Spark Release 1.4.0

Spark 1.4.0 is the fifth release on the 1.X line. This release brings an R API to Spark. It also brings usability improvements in Spark’s core engine and expansion of MLlib and Spark Streaming. Spark 1.4 represents the work of more than 210 contributors from more than 70 institutions in more than 1000 individual patches.

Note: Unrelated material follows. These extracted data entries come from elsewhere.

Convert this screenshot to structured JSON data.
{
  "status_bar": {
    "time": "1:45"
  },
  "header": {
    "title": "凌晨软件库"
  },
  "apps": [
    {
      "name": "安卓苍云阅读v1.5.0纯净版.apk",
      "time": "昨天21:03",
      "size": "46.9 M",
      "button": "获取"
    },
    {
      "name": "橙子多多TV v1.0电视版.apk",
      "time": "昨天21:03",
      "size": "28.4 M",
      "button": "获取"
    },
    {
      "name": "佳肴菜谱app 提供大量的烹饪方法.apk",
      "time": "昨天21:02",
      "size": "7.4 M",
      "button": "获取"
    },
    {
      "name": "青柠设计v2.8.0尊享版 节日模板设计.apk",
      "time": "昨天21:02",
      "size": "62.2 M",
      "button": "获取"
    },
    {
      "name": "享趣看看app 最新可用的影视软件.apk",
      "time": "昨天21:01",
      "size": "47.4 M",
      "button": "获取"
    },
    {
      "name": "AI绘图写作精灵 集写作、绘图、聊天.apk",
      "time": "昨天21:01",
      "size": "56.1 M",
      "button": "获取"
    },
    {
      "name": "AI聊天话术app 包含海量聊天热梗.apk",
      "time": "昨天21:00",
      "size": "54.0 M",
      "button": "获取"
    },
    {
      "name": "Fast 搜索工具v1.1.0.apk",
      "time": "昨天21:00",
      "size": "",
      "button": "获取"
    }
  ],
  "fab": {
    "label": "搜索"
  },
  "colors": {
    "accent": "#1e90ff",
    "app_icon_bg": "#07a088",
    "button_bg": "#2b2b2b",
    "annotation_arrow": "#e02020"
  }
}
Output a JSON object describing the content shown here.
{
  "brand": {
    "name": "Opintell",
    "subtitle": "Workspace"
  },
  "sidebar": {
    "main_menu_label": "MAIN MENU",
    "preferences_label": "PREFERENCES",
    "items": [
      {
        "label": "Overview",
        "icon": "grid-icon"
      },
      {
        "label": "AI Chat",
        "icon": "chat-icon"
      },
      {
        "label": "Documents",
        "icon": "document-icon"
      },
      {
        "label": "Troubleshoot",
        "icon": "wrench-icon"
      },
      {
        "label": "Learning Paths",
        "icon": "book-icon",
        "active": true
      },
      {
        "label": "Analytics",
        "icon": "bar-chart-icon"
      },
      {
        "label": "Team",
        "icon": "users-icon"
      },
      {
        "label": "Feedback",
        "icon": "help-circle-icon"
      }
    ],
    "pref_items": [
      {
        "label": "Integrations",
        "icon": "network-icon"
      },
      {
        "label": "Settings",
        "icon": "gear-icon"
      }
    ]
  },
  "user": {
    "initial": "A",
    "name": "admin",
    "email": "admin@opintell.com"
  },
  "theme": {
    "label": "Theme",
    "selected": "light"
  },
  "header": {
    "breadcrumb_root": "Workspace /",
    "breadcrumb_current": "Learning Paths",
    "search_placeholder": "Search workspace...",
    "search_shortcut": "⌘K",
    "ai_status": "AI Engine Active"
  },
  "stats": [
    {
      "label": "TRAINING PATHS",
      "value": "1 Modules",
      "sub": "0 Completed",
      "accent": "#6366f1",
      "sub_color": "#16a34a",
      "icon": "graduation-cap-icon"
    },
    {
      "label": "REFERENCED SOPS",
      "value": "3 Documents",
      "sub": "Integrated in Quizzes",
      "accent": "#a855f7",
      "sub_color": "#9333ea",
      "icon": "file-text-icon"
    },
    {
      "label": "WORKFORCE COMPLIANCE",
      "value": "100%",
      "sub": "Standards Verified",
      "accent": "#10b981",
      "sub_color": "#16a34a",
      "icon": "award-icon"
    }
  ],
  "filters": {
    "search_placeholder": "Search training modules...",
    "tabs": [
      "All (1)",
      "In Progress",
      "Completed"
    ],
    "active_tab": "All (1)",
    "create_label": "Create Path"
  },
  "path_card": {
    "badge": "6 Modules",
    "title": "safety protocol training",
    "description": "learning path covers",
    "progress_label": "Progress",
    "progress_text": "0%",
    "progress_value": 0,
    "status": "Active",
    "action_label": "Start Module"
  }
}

To download Spark 1.4 visit the downloads page.

SparkR

Spark 1.4 is the first release to package SparkR, an R binding for Spark based on Spark’s new DataFrame API. SparkR gives R users access to Spark’s scale-out parallel runtime along with all of Spark’s input and output formats. It also supports calling directly into Spark SQL. The R programming guide has more information on how to get up and running with SparkR.

Spark Core

Spark core adds a variety of improvements focused on operations, performance, and compatibility:

  • SPARK-6942: Visualization for Spark DAGs and operational monitoring
  • SPARK-4897: Python 3 support
  • SPARK-3644: A REST API for application information
  • SPARK-4550: Serialized shuffle outputs for improved performance
  • SPARK-7081: Initial performance improvements in project Tungsten
  • SPARK-3074: External spilling for Python groupByKey operations
  • SPARK-3674: YARN support for Spark EC2 and SPARK-5342: Security for long running YARN applications
  • SPARK-2691: Docker support in Mesos and SPARK-6338: Cluster mode in Mesos

DataFrame API and Spark SQL

The DataFrame API sees major extensions in Spark 1.4 (see this link for a full list) with a focus on analytic and mathmatical functions. Spark SQL introduces new operational utilities along with support for ORCFile.

Spark ML/MLlib

Spark’s ML pipelines API graduates from alpha in this release, with new transformers and improved Python coverage. MLlib also adds several new algorithms.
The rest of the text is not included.